Sadly, she won't be serving soup. Well, she can grab some but good luck trying to get the girls to eat it. No Borscht, no Chicken Noodle, not even Mama's Tomato Soup. I have no idea what their issue is with soup. From 9 months on they've insisted on feeding themselves and even The Monster hasn't mastered her knife or spoon skills. That might be it, but heaven forbid you try to feed them!

Soup is my go-to meal for a bad day, for providing a meal to a sad friend or new mom, for bread day from Aviv, and for the days that I feel fat or cold.

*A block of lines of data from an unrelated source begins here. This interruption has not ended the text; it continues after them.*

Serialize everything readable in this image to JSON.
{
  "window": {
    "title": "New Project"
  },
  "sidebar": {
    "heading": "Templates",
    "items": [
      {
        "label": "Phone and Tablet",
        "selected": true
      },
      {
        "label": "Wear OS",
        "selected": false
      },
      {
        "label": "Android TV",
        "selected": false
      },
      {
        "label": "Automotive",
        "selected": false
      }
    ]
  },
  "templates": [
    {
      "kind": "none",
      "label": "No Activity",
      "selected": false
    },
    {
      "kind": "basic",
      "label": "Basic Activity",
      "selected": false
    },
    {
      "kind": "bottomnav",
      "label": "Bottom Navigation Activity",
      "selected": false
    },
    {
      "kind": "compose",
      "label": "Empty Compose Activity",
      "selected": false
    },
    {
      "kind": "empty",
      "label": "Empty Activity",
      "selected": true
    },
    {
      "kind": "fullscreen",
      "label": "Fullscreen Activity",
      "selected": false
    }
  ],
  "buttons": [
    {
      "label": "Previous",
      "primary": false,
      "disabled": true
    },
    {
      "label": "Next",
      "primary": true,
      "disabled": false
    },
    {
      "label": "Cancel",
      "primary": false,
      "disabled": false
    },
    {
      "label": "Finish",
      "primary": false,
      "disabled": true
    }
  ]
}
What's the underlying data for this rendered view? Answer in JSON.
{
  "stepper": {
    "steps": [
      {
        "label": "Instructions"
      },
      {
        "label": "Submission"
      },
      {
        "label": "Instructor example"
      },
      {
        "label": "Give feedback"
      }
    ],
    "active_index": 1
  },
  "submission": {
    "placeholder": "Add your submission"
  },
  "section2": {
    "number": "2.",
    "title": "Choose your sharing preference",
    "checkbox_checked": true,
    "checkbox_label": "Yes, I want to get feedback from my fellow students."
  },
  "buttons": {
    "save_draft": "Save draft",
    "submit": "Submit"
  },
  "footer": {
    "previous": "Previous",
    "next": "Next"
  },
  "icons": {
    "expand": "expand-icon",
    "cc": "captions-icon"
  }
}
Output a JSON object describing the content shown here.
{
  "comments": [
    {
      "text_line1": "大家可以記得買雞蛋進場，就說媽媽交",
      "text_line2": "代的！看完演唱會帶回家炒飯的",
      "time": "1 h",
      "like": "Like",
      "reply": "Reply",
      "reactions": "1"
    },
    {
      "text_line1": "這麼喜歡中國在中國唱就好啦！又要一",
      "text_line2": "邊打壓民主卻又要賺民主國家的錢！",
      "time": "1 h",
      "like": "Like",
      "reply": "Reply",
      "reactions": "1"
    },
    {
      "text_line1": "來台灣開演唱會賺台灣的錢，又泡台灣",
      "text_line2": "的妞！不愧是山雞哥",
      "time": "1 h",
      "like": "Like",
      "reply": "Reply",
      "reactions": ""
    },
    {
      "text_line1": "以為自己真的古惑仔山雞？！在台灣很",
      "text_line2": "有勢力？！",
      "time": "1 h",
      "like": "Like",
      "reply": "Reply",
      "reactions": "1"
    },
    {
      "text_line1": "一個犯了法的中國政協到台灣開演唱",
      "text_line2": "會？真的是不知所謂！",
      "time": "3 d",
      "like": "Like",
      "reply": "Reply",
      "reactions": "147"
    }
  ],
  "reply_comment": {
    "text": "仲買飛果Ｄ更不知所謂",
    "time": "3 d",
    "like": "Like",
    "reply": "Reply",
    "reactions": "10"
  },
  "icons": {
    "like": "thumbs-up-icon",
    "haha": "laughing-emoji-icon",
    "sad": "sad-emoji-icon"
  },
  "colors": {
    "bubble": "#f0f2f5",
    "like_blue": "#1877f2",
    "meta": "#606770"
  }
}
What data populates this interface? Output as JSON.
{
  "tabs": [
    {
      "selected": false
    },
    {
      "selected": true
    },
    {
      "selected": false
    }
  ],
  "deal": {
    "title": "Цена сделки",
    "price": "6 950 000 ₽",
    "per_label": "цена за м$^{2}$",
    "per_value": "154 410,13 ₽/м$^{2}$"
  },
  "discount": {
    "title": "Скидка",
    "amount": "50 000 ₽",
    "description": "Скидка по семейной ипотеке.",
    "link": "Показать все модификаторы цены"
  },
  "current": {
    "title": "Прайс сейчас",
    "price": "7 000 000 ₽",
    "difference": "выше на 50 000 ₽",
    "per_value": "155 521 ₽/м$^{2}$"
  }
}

Maybe because toddlers and preschoolers don't have days like those that's why they don't like soup.

Tomato, Bacon, and Blue Soup
Makes 7-8 cups

4 slices bacon (not maple flavoured)
1 small onion
1 garlic clove
2 28 ounce cans whole tomatoes (preferably San Marzano)
2 cups water or stock
1 bay leaf
3 ounces blue cheese
1/4 cup heavy cream or whole milk

1. Chop bacon cross-wise. Saute in pan on medium-high heat until just starting to crisp up. Remove 2 tablespoons cooked bacon and reserve for garnish. Pour off almost all the grease left in the pan.
2. While bacon is cooking finely chop onion and garlic. When bacon is cooked add the onion and garlic to the pan. Saute until the onions are soft.
3. Add tomatoes with liquid. Stir in water or stock and bay leaf. Turn heat down to medium and simmer for 20-30 minutes.
4. Puree with an immersion blender, food processor, or in a blender. Be careful when blending hot liquids.
5. Stir in blue cheese and cream/milk. Season well.
6. Garnish with reserved bacon and crumbled blue cheese, if desired.